Section 252 of the 1921 act (Comp. St. § 6336⅛uu) permits collectors to apply a refund for one year against taxes then due (at the time of the application) for other years; but to permit collection in the form of applying a refunded overpayment as a credit against taxes, the collection of which is barred by the running of the statute, is another way of doing that which the Supreme Court has said cannot be done.
It is urged by the government that the suit of the plaintiff should have been brought against the collector to whom the tax for the year 1918 was paid, and cannot be brought against the successor of such collector. Further, the government claims that no proper refund was filed as a condition precedent to filing this suit, and that the suit is barred by the statute of limitations. These contentions made by the government, so far as the law relied upon goes, are not to be seriously disputed ; but the facts stipulated here, it seems to me, do not bring the case within the principles contended for by the government. This taxpayer is not seeking to maintain a suit to obtain a judgment for a rejected claim for refund, but to obtain a sum of money already determined and awarded by the Commissioner of Internal Revenue to belong to it as an overpayment of tax for 1918, and wrongfully applied by the defendant as a credit against a barred tax liability for the year 1917.
The tax return of the plaintiff for the year 1917 was filed with the collector on April 10, 1918. The present collector applied the overpayment of the 1918 tax as a credit against the second additional tax assessment for the year 1917, on October 23, 1924. It will thus be seen that more than five years had passed from the time of the filing of the tax return for the year 1917 and the misapplication of the plaintiff’s money to the credit of an outlawed and therefore an unlawful claim.
I think the second so-called waiver of March 1, 1923, affords no authorization or right to collect a tax after the five-year period from the date of the filing of the return.

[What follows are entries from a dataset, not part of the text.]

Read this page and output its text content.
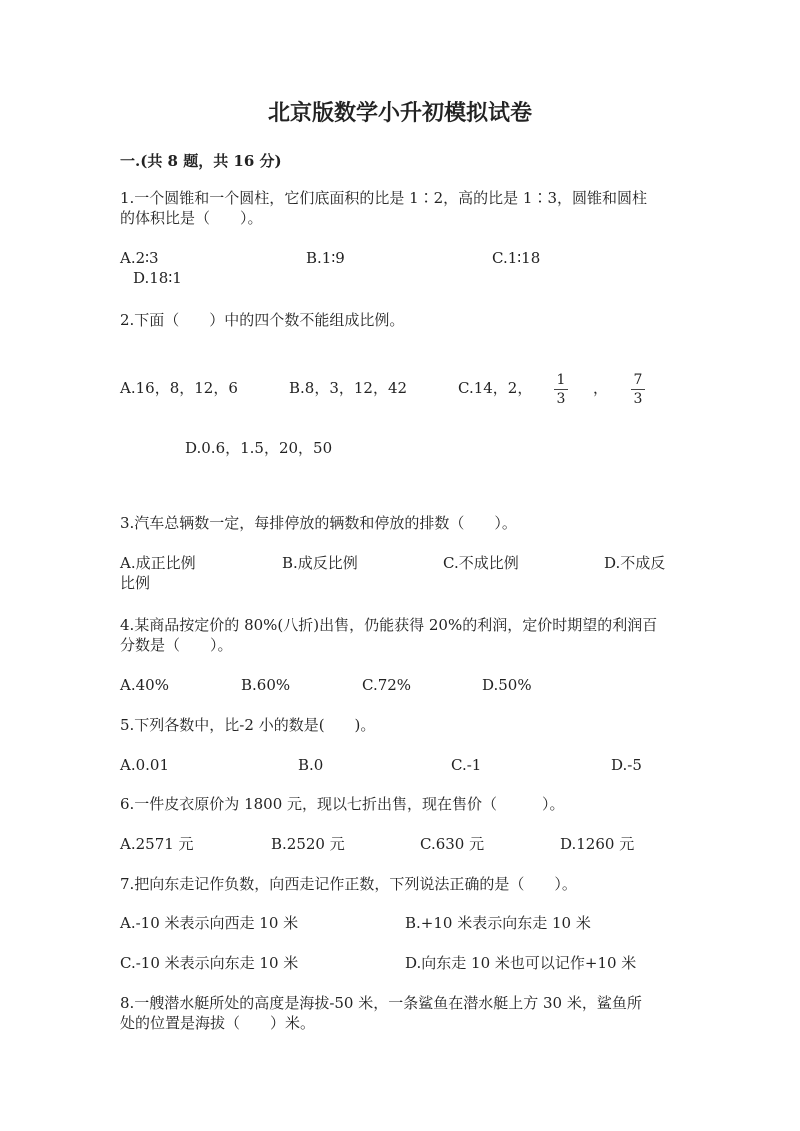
北京版数学小升初模拟试卷
一.(共 8 题，共 16 分)
1.一个圆锥和一个圆柱，它们底面积的比是 1∶2，高的比是 1∶3，圆锥和圆柱
的体积比是（　　）。
A.2∶3	B.1∶9	C.1∶18
D.18∶1
2.下面（　　）中的四个数不能组成比例。
A.16，8，12，6	B.8，3，12，42	C.14，2，	1
3
，	7
3
D.0.6，1.5，20，50
3.汽车总辆数一定，每排停放的辆数和停放的排数（　　）。
A.成正比例	B.成反比例	C.不成比例	D.不成反
比例
4.某商品按定价的 80%(八折)出售，仍能获得 20%的利润，定价时期望的利润百
分数是（　　）。
A.40%	B.60%	C.72%	D.50%
5.下列各数中，比-2 小的数是(　　)。
A.0.01	B.0	C.-1	D.-5
6.一件皮衣原价为 1800 元，现以七折出售，现在售价（　　　）。
A.2571 元	B.2520 元	C.630 元	D.1260 元
7.把向东走记作负数，向西走记作正数，下列说法正确的是（　　）。
A.-10 米表示向西走 10 米	B.+10 米表示向东走 10 米
C.-10 米表示向东走 10 米	D.向东走 10 米也可以记作+10 米
8.一艘潜水艇所处的高度是海拔-50 米，一条鲨鱼在潜水艇上方 30 米，鲨鱼所
处的位置是海拔（　　）米。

Its proper execution is doubtful; it waived only the statutory limitation as to assessment; the order of the Commissioner of Internal Revenue of April 11, 1923, fixed the expiration'of all unlimited waivers as to assessments at April 1, 1924.
At the time the defendant collector applied the sum determined as overpayment for 1918 to the credit of the second additional assessment of 1917, he paid the accumulated interest thereon to the plaintiff. This seems to me to strengthen the taxpayer’s claim that the principal was its money just as much as was the interest, and that the collector imposed a distraint upon its property without lawful authority.
My opinion is that the statute had run against the collection of the second additional assessment‘for 1917, and that the action of the collector in October, 1924, crediting the refund for 1918 against the second additional assessment for 1917 was tantamount to the method of tax collection held by the Supreme Court to be prohibited after the expiration of the time limited by statute. Section 250, subd. (d), Act of 1921; Bowers v. New York & Albany Lighterage Co., 273 U. S. 346, 47 S. Ct. 389, 71 L. Ed. 676, February 21, 1927; Toxaway Mills v. United States (certiorari to the Court of Claims, reversed on confession of error, on motion of the Solicitor General, March 14, 1927) 273 U. S. 781, 47 S. Ct. 471, 71 L. Ed. -.
In view of the considerations herein, judgment will be entered for the plaintiff against the defendant, and proper decree may be entered to effectuate such judgment.